Midwest Living Review
With a new restaurant this spacious and this popular, it’s hard to imagine the Smack Shack ever kept up with so many lobster-loving fans through its humble beginnings as a food truck. Owner Josh Thoma built a following with his lobster rolls, and they remain a star attraction on the menu. The dish ($16.45) entails gently griddled milk bread layered with shaved cucumber slices and just enough dressing to complement the sweet, generous hunks of tender lobster. The Connecticut version ($18.95) with buttery, warm lobster on a soft roll is another delicious option. (We suggest getting one of each and sharing.)
The fried shrimp po’ boy ($13.45) carries a hint of heat that easily can be cooled with an upgraded side of cabbage slaw in light tarragon dressing.
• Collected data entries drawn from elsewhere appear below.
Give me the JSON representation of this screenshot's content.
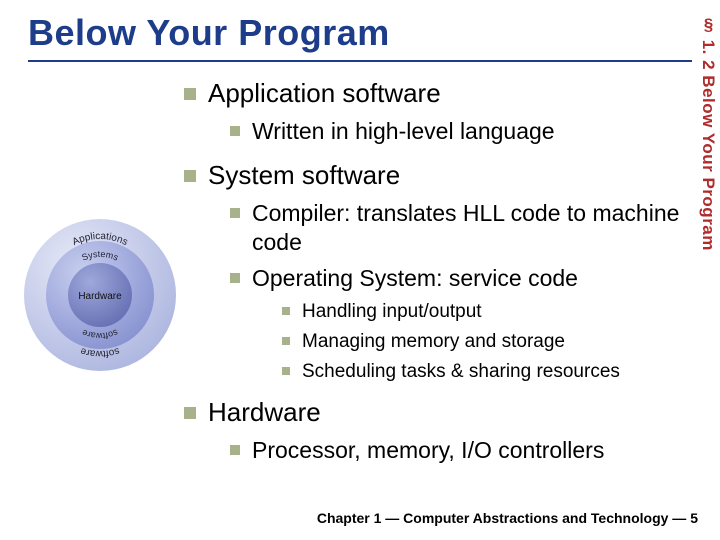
{
  "slide": {
    "title": "Below Your Program",
    "section_ref": "§ 1. 2 Below Your Program",
    "footer": "Chapter 1 — Computer Abstractions and Technology — 5"
  },
  "content": {
    "app": {
      "heading": "Application software",
      "sub1": "Written in high-level language"
    },
    "sys": {
      "heading": "System software",
      "sub1": "Compiler: translates HLL code to machine code",
      "sub2": "Operating System: service code",
      "os1": "Handling input/output",
      "os2": "Managing memory and storage",
      "os3": "Scheduling tasks & sharing resources"
    },
    "hw": {
      "heading": "Hardware",
      "sub1": "Processor, memory, I/O controllers"
    }
  },
  "diagram": {
    "outer_label_top": "Applications",
    "outer_label_bottom": "software",
    "mid_label_top": "Systems",
    "mid_label_bottom": "software",
    "inner_label": "Hardware",
    "colors": {
      "outer": "#b7bfe6",
      "mid": "#8a97d6",
      "inner": "#5e6fb8",
      "text": "#223"
    }
  }
}
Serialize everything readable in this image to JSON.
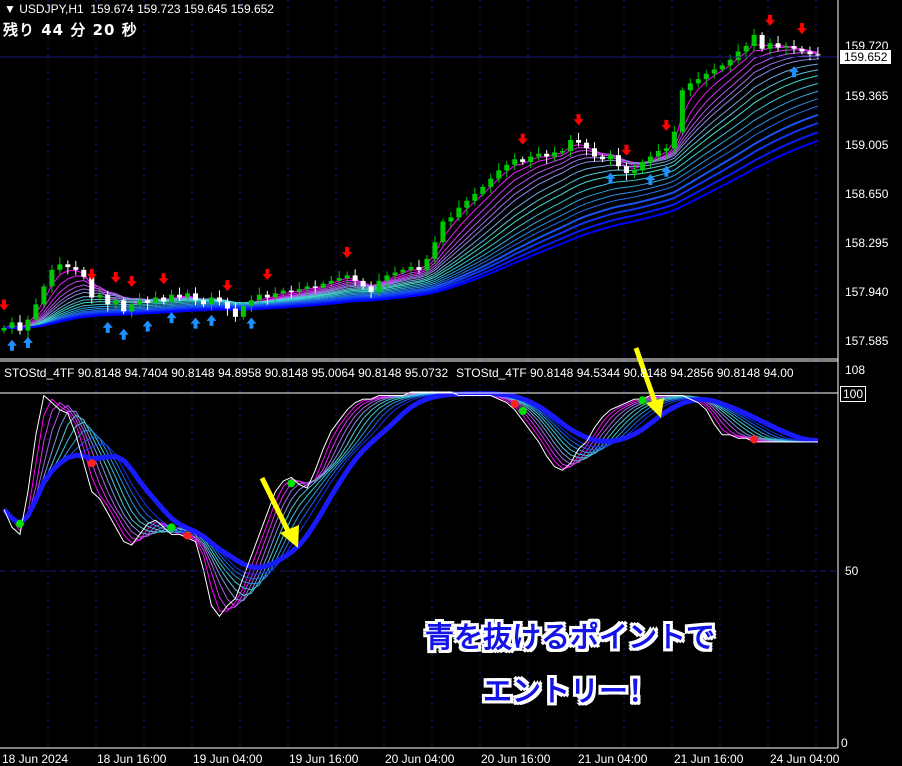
{
  "header": {
    "symbol": "USDJPY,H1",
    "open": "159.674",
    "high": "159.723",
    "low": "159.645",
    "close": "159.652"
  },
  "timer": {
    "label_remaining": "残り",
    "minutes": "44",
    "minutes_unit": "分",
    "seconds": "20",
    "seconds_unit": "秒"
  },
  "indicator_header": [
    "STOStd_4TF 90.8148 94.7404 90.8148 94.8958 90.8148 95.0064 90.8148 95.0732",
    "STOStd_4TF 90.8148 94.5344 90.8148 94.2856 90.8148 94.00"
  ],
  "annotation": {
    "line1": "青を抜けるポイントで",
    "line2": "エントリー！"
  },
  "colors": {
    "bull": "#00c800",
    "bear": "#ffffff",
    "ribbon_fast": "#ff00ff",
    "ribbon_mid": "#40e0d0",
    "ribbon_slow": "#0000ff",
    "sell_arrow": "#ff0000",
    "buy_arrow": "#1e90ff",
    "pointer": "#ffff00"
  },
  "chart_data": [
    {
      "type": "candlestick",
      "title": "USDJPY,H1",
      "current_price": "159.652",
      "y_ticks": [
        "159.720",
        "159.365",
        "159.005",
        "158.650",
        "158.295",
        "157.940",
        "157.585"
      ],
      "ylim": [
        157.53,
        159.99
      ],
      "x_ticks": [
        "18 Jun 2024",
        "18 Jun 16:00",
        "19 Jun 04:00",
        "19 Jun 16:00",
        "20 Jun 04:00",
        "20 Jun 16:00",
        "21 Jun 04:00",
        "21 Jun 16:00",
        "24 Jun 04:00"
      ],
      "closes": [
        157.68,
        157.72,
        157.66,
        157.74,
        157.85,
        157.98,
        158.1,
        158.14,
        158.12,
        158.1,
        158.05,
        157.9,
        157.92,
        157.85,
        157.88,
        157.8,
        157.85,
        157.88,
        157.86,
        157.9,
        157.87,
        157.92,
        157.9,
        157.93,
        157.88,
        157.85,
        157.9,
        157.87,
        157.82,
        157.76,
        157.84,
        157.88,
        157.92,
        157.9,
        157.93,
        157.95,
        157.94,
        157.96,
        157.98,
        157.97,
        158.0,
        158.02,
        158.04,
        158.06,
        158.02,
        157.98,
        157.94,
        158.02,
        158.06,
        158.08,
        158.1,
        158.12,
        158.1,
        158.18,
        158.3,
        158.45,
        158.48,
        158.55,
        158.6,
        158.65,
        158.7,
        158.76,
        158.82,
        158.86,
        158.9,
        158.88,
        158.92,
        158.94,
        158.92,
        158.95,
        158.96,
        159.04,
        159.02,
        158.98,
        158.92,
        158.9,
        158.93,
        158.85,
        158.8,
        158.82,
        158.88,
        158.92,
        158.96,
        158.98,
        159.1,
        159.4,
        159.45,
        159.48,
        159.52,
        159.55,
        159.58,
        159.62,
        159.68,
        159.72,
        159.8,
        159.7,
        159.74,
        159.71,
        159.72,
        159.7,
        159.68,
        159.66,
        159.652
      ],
      "sell_signals": [
        0,
        11,
        14,
        16,
        20,
        28,
        33,
        43,
        65,
        72,
        78,
        83,
        96,
        100
      ],
      "buy_signals": [
        1,
        3,
        13,
        15,
        18,
        21,
        24,
        26,
        31,
        76,
        81,
        83,
        99
      ]
    },
    {
      "type": "line",
      "title": "STOStd_4TF",
      "y_ticks": [
        "108",
        "100",
        "50",
        "0"
      ],
      "ylim": [
        0,
        108
      ],
      "level": 50,
      "stoch": [
        67,
        62,
        60,
        72,
        88,
        99,
        97,
        95,
        94,
        88,
        80,
        72,
        70,
        66,
        62,
        58,
        57,
        60,
        63,
        64,
        62,
        60,
        60,
        59,
        58,
        50,
        40,
        37,
        40,
        42,
        48,
        54,
        60,
        66,
        72,
        75,
        76,
        74,
        73,
        78,
        84,
        89,
        92,
        95,
        97,
        98,
        98,
        99,
        99,
        99,
        99,
        100,
        100,
        100,
        100,
        100,
        100,
        99,
        99,
        99,
        99,
        99,
        98,
        97,
        95,
        92,
        89,
        86,
        82,
        79,
        78,
        80,
        84,
        86,
        90,
        93,
        95,
        96,
        97,
        98,
        98,
        99,
        99,
        99,
        99,
        99,
        98,
        97,
        95,
        91,
        88,
        88,
        87,
        87,
        86,
        86,
        86,
        86,
        86,
        86,
        86,
        86,
        86
      ],
      "red_dots": [
        11,
        23,
        64,
        94
      ],
      "green_dots": [
        2,
        21,
        36,
        65,
        80
      ]
    }
  ]
}
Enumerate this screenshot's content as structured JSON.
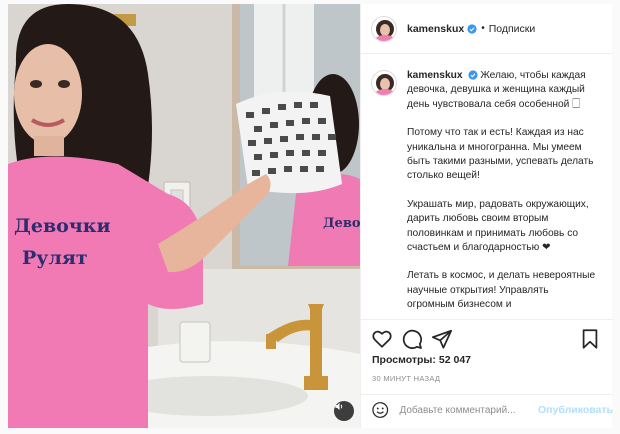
{
  "post": {
    "username": "kamenskux",
    "dot": "•",
    "follow_label": "Подписки",
    "caption": [
      "Желаю, чтобы каждая девочка, девушка и женщина каждый день чувствовала себя особенной 🗌",
      "Потому что так и есть! Каждая из нас уникальна и многогранна. Мы умеем быть такими разными, успевать делать столько вещей!",
      "Украшать мир, радовать окружающих, дарить любовь своим вторым половинкам и принимать любовь со счастьем и благодарностью ❤",
      "Летать в космос, и делать невероятные научные открытия! Управлять огромным бизнесом и"
    ],
    "views_label": "Просмотры:",
    "views_count": "52 047",
    "time": "30 минут назад",
    "comment_placeholder": "Добавьте комментарий...",
    "publish_label": "Опубликовать"
  },
  "media": {
    "shirt_text_line1": "Девочки",
    "shirt_text_line2": "Рулят",
    "mirror_shirt_text": "Девочки"
  },
  "icons": {
    "verified": "verified-badge-icon",
    "like": "heart-icon",
    "comment": "comment-icon",
    "share": "share-icon",
    "save": "bookmark-icon",
    "sound": "speaker-icon",
    "emoji": "emoji-icon"
  },
  "colors": {
    "verified_blue": "#3897f0",
    "shirt_pink": "#f17ab5",
    "publish_disabled": "#b2dffc",
    "muted_text": "#8e8e8e"
  }
}
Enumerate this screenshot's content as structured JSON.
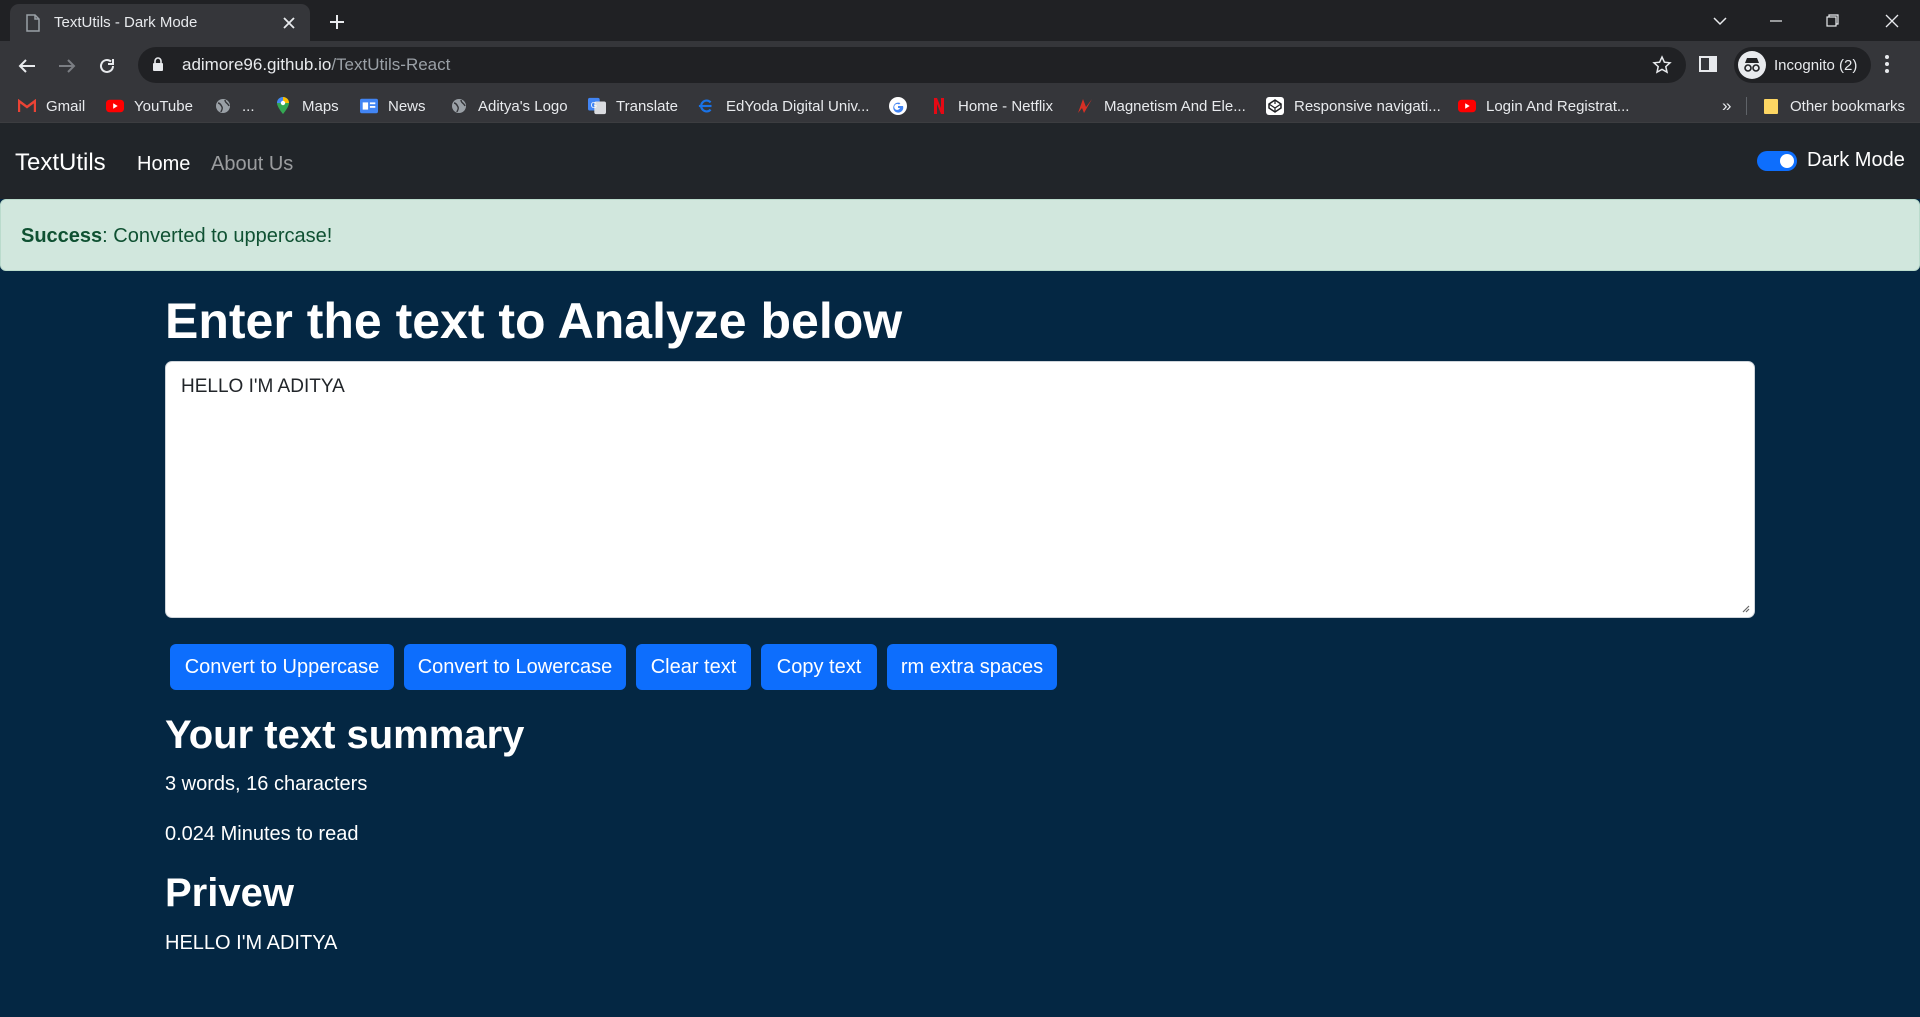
{
  "browser": {
    "tab_title": "TextUtils - Dark Mode",
    "url_host": "adimore96.github.io",
    "url_path": "/TextUtils-React",
    "profile_label": "Incognito (2)",
    "bookmarks": [
      {
        "label": "Gmail",
        "icon": "gmail-icon"
      },
      {
        "label": "YouTube",
        "icon": "youtube-icon"
      },
      {
        "label": "...",
        "icon": "globe-icon"
      },
      {
        "label": "Maps",
        "icon": "maps-icon"
      },
      {
        "label": "News",
        "icon": "news-icon"
      },
      {
        "label": "Aditya's Logo",
        "icon": "globe-icon"
      },
      {
        "label": "Translate",
        "icon": "translate-icon"
      },
      {
        "label": "EdYoda Digital Univ...",
        "icon": "edyoda-icon"
      },
      {
        "label": "",
        "icon": "google-icon"
      },
      {
        "label": "Home - Netflix",
        "icon": "netflix-icon"
      },
      {
        "label": "Magnetism And Ele...",
        "icon": "bookmark-site-icon"
      },
      {
        "label": "Responsive navigati...",
        "icon": "codepen-icon"
      },
      {
        "label": "Login And Registrat...",
        "icon": "youtube-icon"
      }
    ],
    "more_bookmarks": "»",
    "other_bookmarks": "Other bookmarks"
  },
  "app": {
    "brand": "TextUtils",
    "nav": {
      "home": "Home",
      "about": "About Us"
    },
    "mode_label": "Dark Mode",
    "mode_enabled": true,
    "alert": {
      "type": "Success",
      "message": ": Converted to uppercase!"
    },
    "heading": "Enter the text to Analyze below",
    "textarea_value": "HELLO I'M ADITYA",
    "buttons": {
      "uppercase": "Convert to Uppercase",
      "lowercase": "Convert to Lowercase",
      "clear": "Clear text",
      "copy": "Copy text",
      "spaces": "rm extra spaces"
    },
    "summary_heading": "Your text summary",
    "summary_counts": "3 words, 16 characters",
    "summary_read_time": "0.024 Minutes to read",
    "preview_heading": "Privew",
    "preview_text": "HELLO I'M ADITYA"
  },
  "colors": {
    "page_bg": "#042743",
    "navbar_bg": "#212529",
    "accent": "#0d6efd",
    "alert_bg": "#d1e7dd",
    "alert_text": "#0f5132"
  }
}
The helpful, energetic waitstaff also recommends the lobster boil—a whole lobster plus corn on the cob, Polish sausage, red potatoes, slaw, grilled milk bread and drawn butter ($29.95/pound). For an extra $2, they’ll do some of the shell-cracking for you.
The menu also includes a lamb burger, chicken and waffles, short ribs and fried green tomatoes, but really, lobster rules here. It even makes appearances in the mac and cheese, corn dogs and guacamole. For a sweet finish, try the colorfully striped Boston cream pie made with red velvet cake.